For the code I'm trying to write, I plan on having each workgroup manipulate a set of 2D arrays. What is generally considered the easiest way to code this?

Right now, when I'm trying is flattening a 3D matrix, then addressing using some scheme like: matrix[(numGroups*localSize*wgroup)+localSize*x+y]

I'd like to copy each matrix in a local matrix per workGroup work on them from there.

Am I headed in the right direction? Are there any good examples of how to do this?

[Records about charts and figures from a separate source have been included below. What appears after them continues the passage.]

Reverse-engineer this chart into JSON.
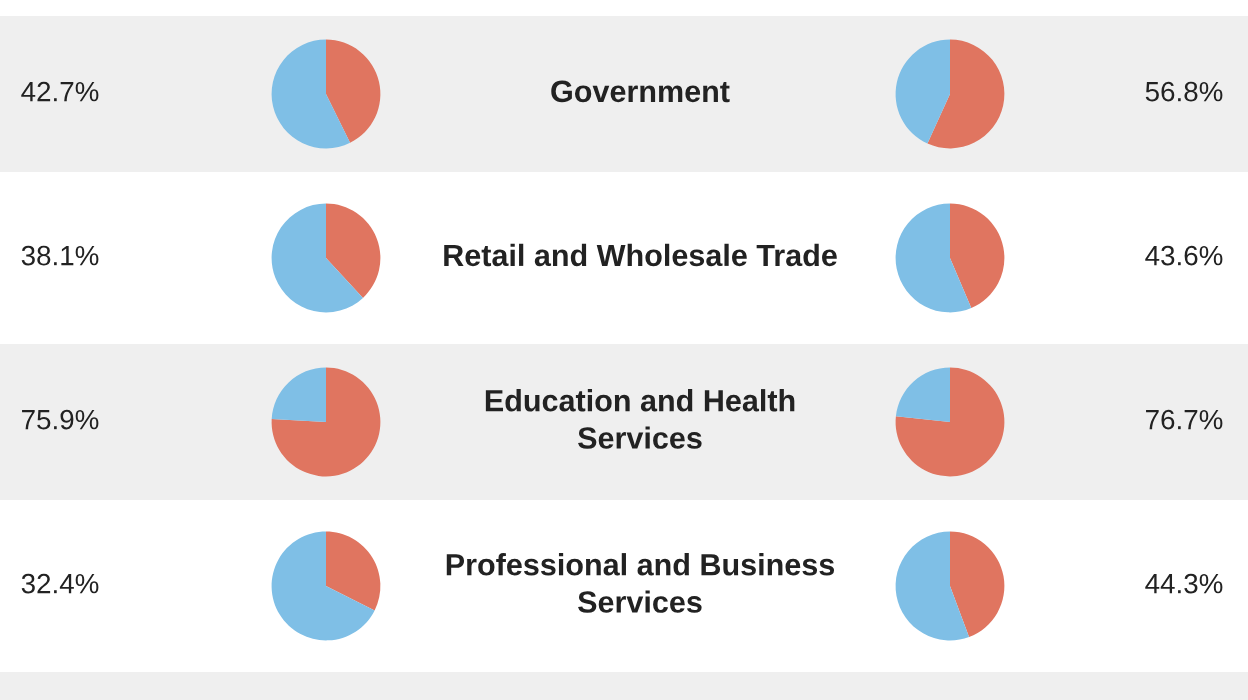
{
  "chart_data": [
    {
      "type": "pie",
      "title": "Government",
      "categories": [
        null,
        null
      ],
      "values": [
        42.7,
        57.3
      ],
      "colors": [
        "#e07560",
        "#7fbfe6"
      ],
      "annotations": [
        "42.7%"
      ]
    },
    {
      "type": "pie",
      "categories": [
        null,
        null
      ],
      "values": [
        56.8,
        43.2
      ],
      "colors": [
        "#e07560",
        "#7fbfe6"
      ],
      "annotations": [
        "56.8%"
      ]
    },
    {
      "type": "pie",
      "title": "Retail and Wholesale Trade",
      "categories": [
        null,
        null
      ],
      "values": [
        38.1,
        61.9
      ],
      "colors": [
        "#e07560",
        "#7fbfe6"
      ],
      "annotations": [
        "38.1%"
      ]
    },
    {
      "type": "pie",
      "categories": [
        null,
        null
      ],
      "values": [
        43.6,
        56.4
      ],
      "colors": [
        "#e07560",
        "#7fbfe6"
      ],
      "annotations": [
        "43.6%"
      ]
    },
    {
      "type": "pie",
      "title": "Education and Health\nServices",
      "categories": [
        null,
        null
      ],
      "values": [
        75.9,
        24.1
      ],
      "colors": [
        "#e07560",
        "#7fbfe6"
      ],
      "annotations": [
        "75.9%"
      ]
    },
    {
      "type": "pie",
      "categories": [
        null,
        null
      ],
      "values": [
        76.7,
        23.3
      ],
      "colors": [
        "#e07560",
        "#7fbfe6"
      ],
      "annotations": [
        "76.7%"
      ]
    },
    {
      "type": "pie",
      "title": "Professional and Business\nServices",
      "categories": [
        null,
        null
      ],
      "values": [
        32.4,
        67.6
      ],
      "colors": [
        "#e07560",
        "#7fbfe6"
      ],
      "annotations": [
        "32.4%"
      ]
    },
    {
      "type": "pie",
      "categories": [
        null,
        null
      ],
      "values": [
        44.3,
        55.7
      ],
      "colors": [
        "#e07560",
        "#7fbfe6"
      ],
      "annotations": [
        "44.3%"
      ]
    }
  ]
}
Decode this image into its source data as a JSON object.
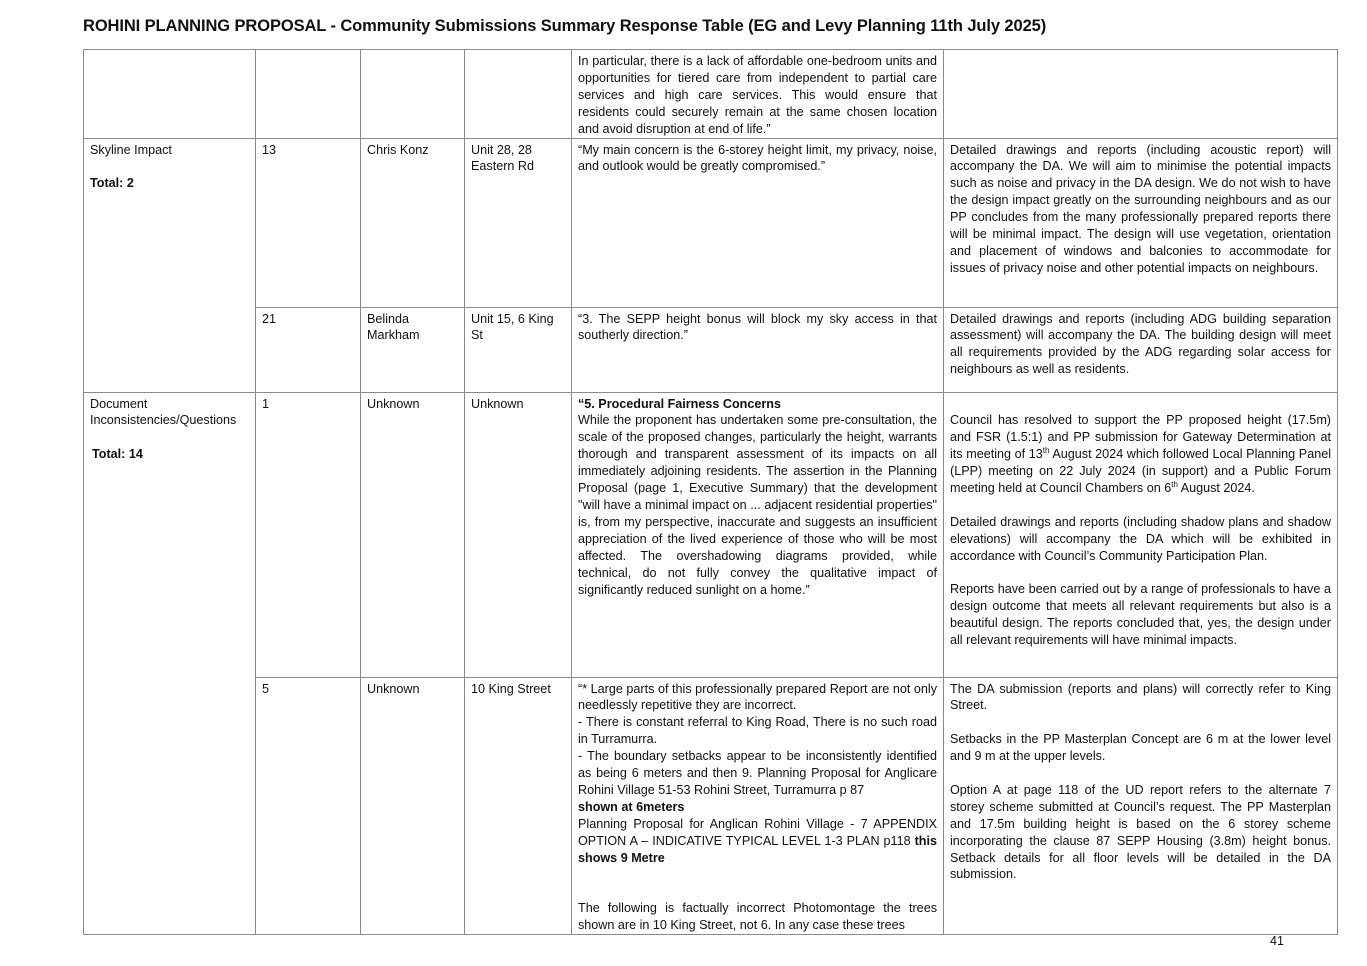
{
  "title": "ROHINI PLANNING PROPOSAL  - Community Submissions  Summary Response Table (EG and Levy Planning 11th July 2025)",
  "page_number": "41",
  "rows": [
    {
      "issue": "",
      "total": "",
      "no": "",
      "name": "",
      "address": "",
      "submission": [
        "In particular, there is a lack of affordable one-bedroom units and opportunities for tiered care from independent to partial care services and high care services. This would ensure that residents could securely remain at the same chosen location and avoid disruption at end of life.”"
      ],
      "response": []
    },
    {
      "issue": "Skyline Impact",
      "total": "Total: 2",
      "no": "13",
      "name": "Chris Konz",
      "address": "Unit 28, 28 Eastern Rd",
      "submission": [
        "“My main concern is the 6-storey height limit, my privacy, noise, and outlook would be greatly compromised.”"
      ],
      "response": [
        "Detailed drawings and reports (including acoustic report) will accompany the DA. We will aim to minimise the potential impacts such as noise and privacy in the DA design. We do not wish to have the design impact greatly on the surrounding neighbours and as our PP concludes from the many professionally prepared reports there will be minimal impact. The design will use vegetation, orientation and placement of windows and balconies to accommodate for issues of privacy noise and other potential impacts on neighbours."
      ]
    },
    {
      "no": "21",
      "name": "Belinda Markham",
      "address": "Unit 15, 6 King St",
      "submission": [
        "“3. The SEPP height bonus will block my sky access in that southerly direction.”"
      ],
      "response": [
        "Detailed drawings and reports (including ADG building separation assessment) will accompany the DA. The building design will meet all requirements provided by the ADG regarding solar access for neighbours as well as residents."
      ]
    },
    {
      "issue": "Document Inconsistencies/Questions",
      "total": "Total:  14",
      "no": "1",
      "name": "Unknown",
      "address": "Unknown",
      "submission_heading": "“5. Procedural Fairness Concerns",
      "submission": [
        "While the proponent has undertaken some pre-consultation, the scale of the proposed changes, particularly the height, warrants thorough and transparent assessment of its impacts on all immediately adjoining residents. The assertion in the Planning Proposal (page 1, Executive Summary) that the development \"will have a minimal impact on ... adjacent residential properties\" is, from my perspective, inaccurate and suggests an insufficient appreciation of the lived experience of those who will be most affected. The overshadowing diagrams provided, while technical, do not fully convey the qualitative impact of significantly reduced sunlight on a home.”"
      ],
      "response": [
        "Council has resolved to support the PP proposed height (17.5m) and FSR (1.5:1) and PP submission for Gateway Determination at its meeting of 13th August 2024 which followed Local Planning Panel (LPP) meeting on 22 July 2024 (in support) and a Public Forum meeting held at Council Chambers on 6th August 2024.",
        "Detailed drawings and reports (including shadow plans and shadow elevations) will accompany the DA which will be exhibited in accordance with Council’s Community Participation Plan.",
        "Reports have been carried out by a range of professionals to have a design outcome that meets all relevant requirements but also is a beautiful design. The reports concluded that, yes, the design under all relevant requirements will have minimal impacts."
      ]
    },
    {
      "no": "5",
      "name": "Unknown",
      "address": "10 King Street",
      "submission": [
        "“* Large parts of this professionally prepared Report are not only needlessly repetitive they are incorrect.",
        "- There is constant referral to King Road, There is no such road in Turramurra.",
        "- The boundary setbacks appear to be inconsistently identified as being 6 meters and then 9. Planning Proposal for Anglicare Rohini Village 51-53 Rohini Street, Turramurra p 87",
        "shown at 6meters",
        "Planning Proposal for Anglican Rohini Village - 7 APPENDIX OPTION A – INDICATIVE TYPICAL LEVEL 1-3 PLAN p118",
        "this shows 9 Metre",
        "The following is factually incorrect Photomontage the trees shown are in 10 King Street, not 6. In any case these trees"
      ],
      "response": [
        "The DA submission (reports and plans) will correctly refer to King Street.",
        "Setbacks in the PP Masterplan Concept are 6 m at the lower level and 9 m at the upper levels.",
        "Option A at page 118 of the UD report refers to the alternate 7 storey scheme submitted at Council’s request.  The PP Masterplan and 17.5m building height is based on the 6 storey scheme incorporating the clause 87 SEPP Housing (3.8m) height bonus. Setback details for all floor levels will be detailed in the DA submission."
      ]
    }
  ]
}
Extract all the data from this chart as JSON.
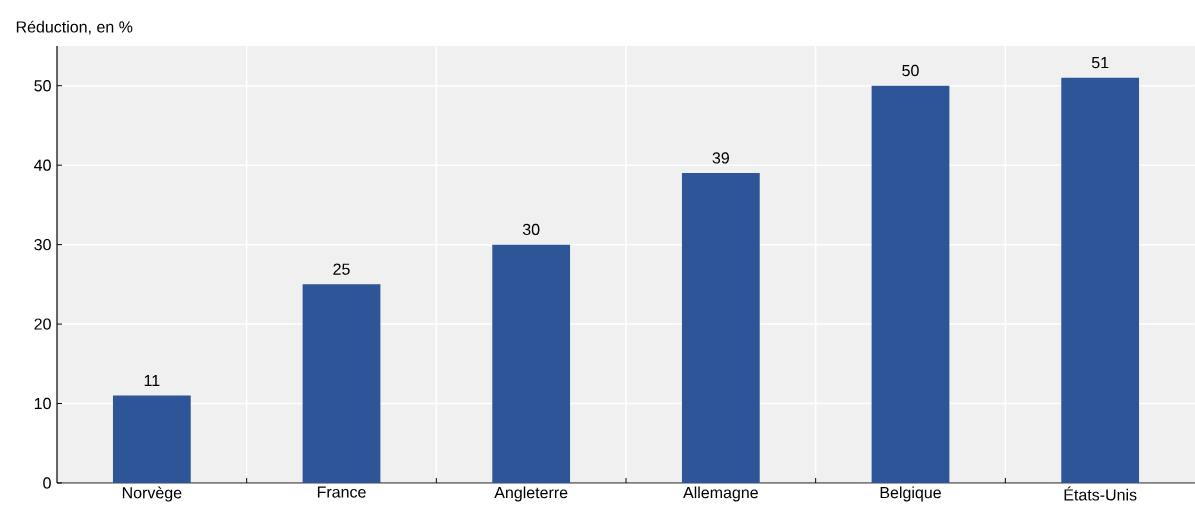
{
  "chart_data": {
    "type": "bar",
    "ylabel": "Réduction, en %",
    "categories": [
      "Norvège",
      "France",
      "Angleterre",
      "Allemagne",
      "Belgique",
      "États-Unis"
    ],
    "values": [
      11,
      25,
      30,
      39,
      50,
      51
    ],
    "color": "#2e5597",
    "ylim": [
      0,
      55
    ],
    "yticks": [
      0,
      10,
      20,
      30,
      40,
      50
    ],
    "grid": true,
    "data_labels": true
  }
}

Here's some example host code:

Code :size_t global_worksize=N*N*computeUnits; size_t local_worksize=N*N; error=clEnqueueNDRangeKernel(cq, k_matTest, 1, NULL, &global_worksize, &local_worksize, 0, NULL, NULL); error=clFinish(cq); error=clEnqueueReadBuffer(cq, mem, CL_FALSE, 0, global_worksize*sizeof(int), matrix, 0, NULL, NULL);

N is the size of the matrix (it's square) and computeUnits are the number of work groups I want (for now, it's CL_DEVICE_MAX_COMPUTE_UNITS)

and my kernel code is:

Code :__kernel void matrixTest( __global int *matrix) { const size_t numGroups = get_num_groups(0); const size_t localSize = get_local_size(0); size_t wgroup = get_group_id(0); size_t x = get_local_id(0); size_t y = 0; matrix[(numGroups*localSize*wgroup)+localSize*x+y]++; }

I initialize the matrix to all zeros. I then expect each matrix to have a "1" in the first column of each row... but I don't get that. In my kernel, I'm expecting localSize=N - is that correct?

I'm really knew to this, so I apologize if it's totally wrong.

Thanks!